© 2009 American Public Health Association DOI: 10.2105/AJPH.2008.138750
At the time of the study, Brian Houle was with the Division of Health Communications and Marketing, National Center for Health Marketing, Centers for Disease Control and Prevention, Atlanta, GA. James Holt is with the Division of Adult and Community Health, National Center for Chronic Disease Prevention and Health Promotion, Centers for Disease Control and Prevention, Atlanta. Cathleen Gillespie, David S. Freedman, and Michele Reyes are with the Division of Nutrition, Physical Activity, and Obesity, National Center for Chronic Disease Prevention and Health Promotion, Centers for Disease Control and Prevention, Atlanta. Correspondence: Requests for reprints should be sent to Brian Houle, MPH, Department of Sociology, University of Washington, 223D Condon Hall, Box 353340, 1100 NE Campus Pkwy, Seattle, WA 98195-3340 (e-mail: bhoule{at}u.washington.edu).

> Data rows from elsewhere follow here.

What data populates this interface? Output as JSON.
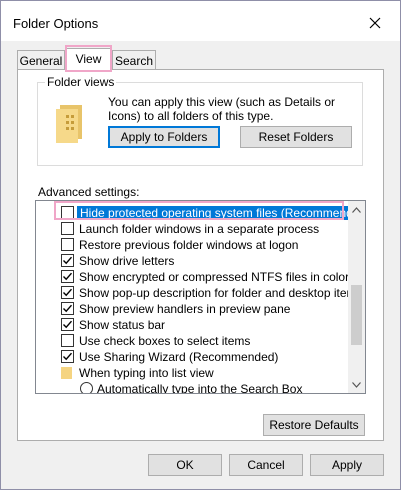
{
  "window": {
    "title": "Folder Options"
  },
  "tabs": [
    {
      "label": "General"
    },
    {
      "label": "View"
    },
    {
      "label": "Search"
    }
  ],
  "folder_views": {
    "legend": "Folder views",
    "description": "You can apply this view (such as Details or Icons) to all folders of this type.",
    "apply_button": "Apply to Folders",
    "reset_button": "Reset Folders"
  },
  "advanced": {
    "label": "Advanced settings:",
    "items": [
      {
        "label": "Hide protected operating system files (Recommended)",
        "checked": false,
        "type": "checkbox",
        "selected": true
      },
      {
        "label": "Launch folder windows in a separate process",
        "checked": false,
        "type": "checkbox"
      },
      {
        "label": "Restore previous folder windows at logon",
        "checked": false,
        "type": "checkbox"
      },
      {
        "label": "Show drive letters",
        "checked": true,
        "type": "checkbox"
      },
      {
        "label": "Show encrypted or compressed NTFS files in color",
        "checked": true,
        "type": "checkbox"
      },
      {
        "label": "Show pop-up description for folder and desktop items",
        "checked": true,
        "type": "checkbox"
      },
      {
        "label": "Show preview handlers in preview pane",
        "checked": true,
        "type": "checkbox"
      },
      {
        "label": "Show status bar",
        "checked": true,
        "type": "checkbox"
      },
      {
        "label": "Use check boxes to select items",
        "checked": false,
        "type": "checkbox"
      },
      {
        "label": "Use Sharing Wizard (Recommended)",
        "checked": true,
        "type": "checkbox"
      },
      {
        "label": "When typing into list view",
        "type": "folder"
      },
      {
        "label": "Automatically type into the Search Box",
        "type": "radio",
        "checked": false
      }
    ],
    "restore_button": "Restore Defaults"
  },
  "footer": {
    "ok": "OK",
    "cancel": "Cancel",
    "apply": "Apply"
  },
  "colors": {
    "selection": "#0078d7",
    "highlight_outline": "#f0a6c8",
    "primary_border": "#0078d7"
  }
}
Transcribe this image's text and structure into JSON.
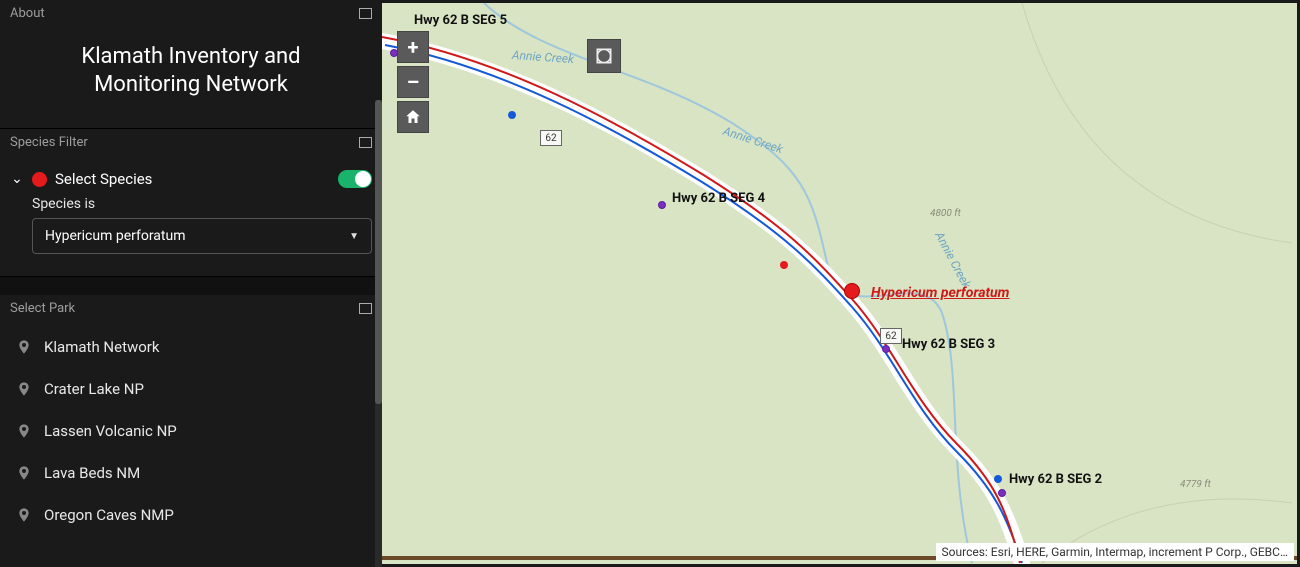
{
  "about": {
    "header": "About",
    "title": "Klamath Inventory and Monitoring Network"
  },
  "speciesFilter": {
    "header": "Species Filter",
    "row_label": "Select Species",
    "toggle_on": true,
    "sub_label": "Species is",
    "selected_value": "Hypericum perforatum"
  },
  "selectPark": {
    "header": "Select Park",
    "items": [
      "Klamath Network",
      "Crater Lake NP",
      "Lassen Volcanic NP",
      "Lava Beds NM",
      "Oregon Caves NMP"
    ]
  },
  "map": {
    "attribution": "Sources: Esri, HERE, Garmin, Intermap, increment P Corp., GEBC…",
    "hwy_number": "62",
    "creek_name": "Annie Creek",
    "species_callout": "Hypericum perforatum",
    "segments": {
      "s5": "Hwy 62 B SEG 5",
      "s4": "Hwy 62 B SEG 4",
      "s3": "Hwy 62 B SEG 3",
      "s2": "Hwy 62 B SEG 2"
    },
    "contours": {
      "c1": "4800 ft",
      "c2": "4779 ft"
    }
  }
}
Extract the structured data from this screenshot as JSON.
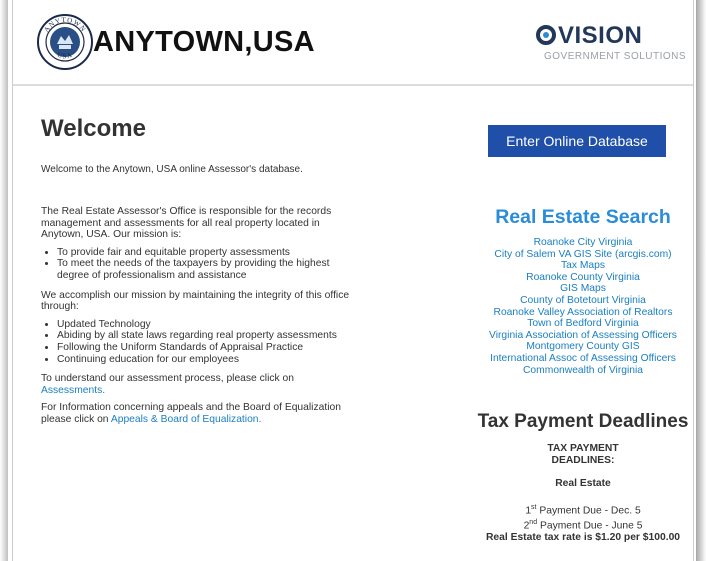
{
  "header": {
    "town_name": "ANYTOWN,USA",
    "seal_top_text": "ANYTOWN",
    "seal_bottom_text": "USA",
    "vision_word": "VISION",
    "vision_sub": "GOVERNMENT SOLUTIONS"
  },
  "welcome": {
    "title": "Welcome",
    "text": "Welcome to the Anytown, USA online Assessor's database."
  },
  "about": {
    "intro": "The Real Estate Assessor's Office is responsible for the records management and assessments for all real property located in Anytown, USA. Our mission is:",
    "mission": [
      "To provide fair and equitable property assessments",
      "To meet the needs of the taxpayers by providing the highest degree of professionalism and assistance"
    ],
    "accomplish": "We accomplish our mission by maintaining the integrity of this office through:",
    "methods": [
      "Updated Technology",
      "Abiding by all state laws regarding real property assessments",
      "Following the Uniform Standards of Appraisal Practice",
      "Continuing education for our employees"
    ],
    "assess_text": "To understand our assessment process, please click on",
    "assess_link": "Assessments.",
    "appeals_text": "For Information concerning appeals and the Board of Equalization please click on",
    "appeals_link": "Appeals & Board of Equalization."
  },
  "enter_button": "Enter Online Database",
  "real_estate": {
    "title": "Real Estate Search",
    "links": [
      "Roanoke City Virginia",
      "City of Salem VA GIS Site (arcgis.com)",
      "Tax Maps",
      "Roanoke County Virginia",
      "GIS Maps",
      "County of Botetourt Virginia",
      "Roanoke Valley Association of Realtors",
      "Town of Bedford Virginia",
      "Virginia Association of Assessing Officers",
      "Montgomery County GIS",
      "International Assoc of Assessing Officers",
      "Commonwealth of Virginia"
    ]
  },
  "tax": {
    "title": "Tax Payment Deadlines",
    "head_line1": "TAX PAYMENT",
    "head_line2": "DEADLINES:",
    "sub": "Real Estate",
    "first_sup": "st",
    "first_num": "1",
    "first_text": "Payment Due - Dec. 5",
    "second_sup": "nd",
    "second_num": "2",
    "second_text": "Payment Due - June 5",
    "rate": "Real Estate tax rate is $1.20 per $100.00"
  }
}
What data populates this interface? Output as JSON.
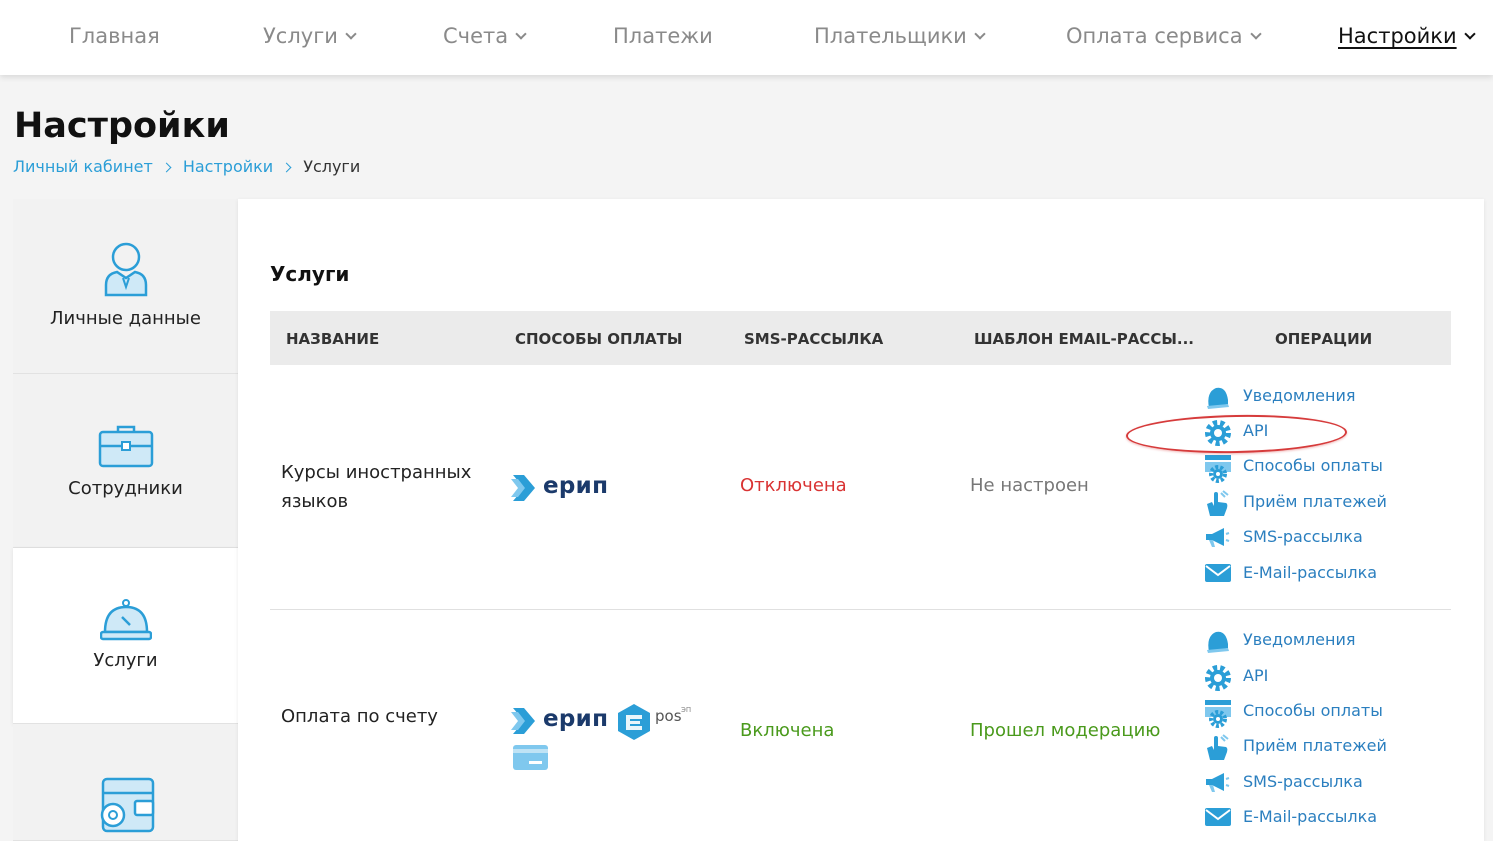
{
  "nav": {
    "items": [
      {
        "label": "Главная",
        "dropdown": false
      },
      {
        "label": "Услуги",
        "dropdown": true
      },
      {
        "label": "Счета",
        "dropdown": true
      },
      {
        "label": "Платежи",
        "dropdown": false
      },
      {
        "label": "Плательщики",
        "dropdown": true
      },
      {
        "label": "Оплата сервиса",
        "dropdown": true
      },
      {
        "label": "Настройки",
        "dropdown": true,
        "active": true
      }
    ]
  },
  "page": {
    "title": "Настройки",
    "breadcrumb": [
      "Личный кабинет",
      "Настройки",
      "Услуги"
    ]
  },
  "sidebar": {
    "tabs": [
      {
        "label": "Личные данные",
        "icon": "user-icon",
        "active": false
      },
      {
        "label": "Сотрудники",
        "icon": "briefcase-icon",
        "active": false
      },
      {
        "label": "Услуги",
        "icon": "service-bell-icon",
        "active": true
      },
      {
        "label": "",
        "icon": "wallet-gear-icon",
        "active": false
      }
    ]
  },
  "services": {
    "title": "Услуги",
    "columns": [
      "НАЗВАНИЕ",
      "СПОСОБЫ ОПЛАТЫ",
      "SMS-РАССЫЛКА",
      "ШАБЛОН EMAIL-РАССЫ...",
      "ОПЕРАЦИИ"
    ],
    "rows": [
      {
        "name": "Курсы иностранных языков",
        "payment_methods": [
          "erip-logo"
        ],
        "sms": "Отключена",
        "email_template": "Не настроен"
      },
      {
        "name": "Оплата по счету",
        "payment_methods": [
          "erip-logo",
          "epos-logo",
          "card-icon"
        ],
        "sms": "Включена",
        "email_template": "Прошел модерацию"
      }
    ],
    "operations": [
      "Уведомления",
      "API",
      "Способы оплаты",
      "Приём платежей",
      "SMS-рассылка",
      "E-Mail-рассылка"
    ]
  },
  "logos": {
    "erip": "ерип",
    "epos": "pos",
    "epos_sup": "ЭП"
  },
  "colors": {
    "accent": "#2b9ed7",
    "link": "#2b7fbf",
    "danger": "#d93333",
    "success": "#4a9a1c",
    "highlight": "#d63b3b"
  }
}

Objectives. We used cartograms to visually communicate the state-specific prevalence of obesity and its association with socioeconomic variables over time to benefit and inform decisions by national health policymakers who address geographic and social inequities in health. Methods. We generated density-equalizing maps, known as cartograms (in which geographic regions are sized in proportion to some variable), that illustrate indicators of population and educational attainment. We also provide an innovative presentation of the obesity choropleth map (which presents values for areas by shading). Results. The maps depict the absolute burden of obesity, the inverse association between obesity and education, and geographic patterns in the prevalence of obesity over time. Conclusions. The prevalence of obesity in the United States continues to increase. These cartograms can help stakeholders interpret surveillance data and their relation to demographic and socioeconomic characteristics to inform decisions.